During her 22nd official tour of Canada, the queen will preside over a parade of naval warships in Nova Scotia. The Canadian vessels still bear the initials HMCS -- Her Majesty's Canadian Ship. Her visit coincides in part with the centennial of Canada's Navy.
For Canada Day on Thursday, she will travel to parliament in Ottawa and deliver a speech as the country marks 143 years since it was established.
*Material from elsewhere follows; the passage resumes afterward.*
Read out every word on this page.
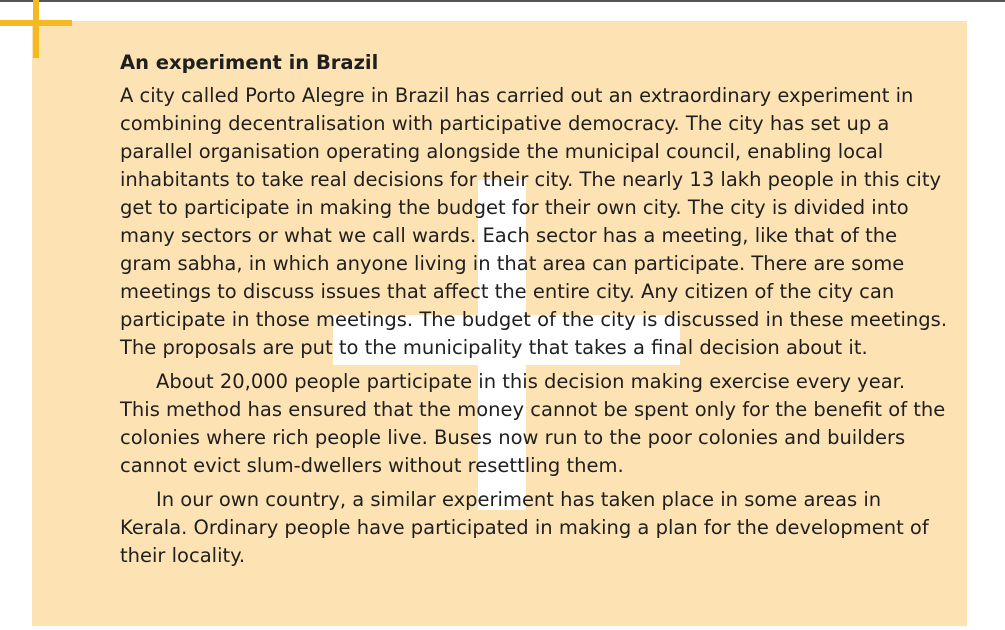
An experiment in Brazil

A city called Porto Alegre in Brazil has carried out an extraordinary experiment in combining decentralisation with participative democracy. The city has set up a parallel organisation operating alongside the municipal council, enabling local inhabitants to take real decisions for their city. The nearly 13 lakh people in this city get to participate in making the budget for their own city. The city is divided into many sectors or what we call wards. Each sector has a meeting, like that of the gram sabha, in which anyone living in that area can participate. There are some meetings to discuss issues that affect the entire city. Any citizen of the city can participate in those meetings. The budget of the city is discussed in these meetings. The proposals are put to the municipality that takes a final decision about it.

About 20,000 people participate in this decision making exercise every year. This method has ensured that the money cannot be spent only for the benefit of the colonies where rich people live. Buses now run to the poor colonies and builders cannot evict slum-dwellers without resettling them.

In our own country, a similar experiment has taken place in some areas in Kerala. Ordinary people have participated in making a plan for the development of their locality.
The 84-year-old monarch will also visit the government and drop in on the newly refurbished Canadian Museum of Nature.
The queen, whose silhouette appears on Canadian coins, is visiting the country with her husband Prince Philip.
She had much praise for the country she has witnessed modernize during her tenure at the helm of the British throne.
"As queen of Canada for nearly six decades, my pride in this country remains undimmed," she said.
During the last segment of her Canadian tour, she will travel to Winnipeg, Manitoba, where she is expected to attend a horse race, and then wrap up her tour in Toronto, where she is due to visit a high-tech company.
Queen Elizabeth then travels on to New York to address the United Nations General Assembly on July 6 and visit the site where the World Trade Center towers collapsed during the September 11, 2001 attacks.
A stop in Montreal is not in the cards, after her son Prince Charles had an eventful royal visit in Quebec.
The heir to the throne and his wife Camilla were met with egg tosses and shouts of "Majesty go home" from more than 200 protesters who urged Montreal and Quebec to break away from the British Commonwealth.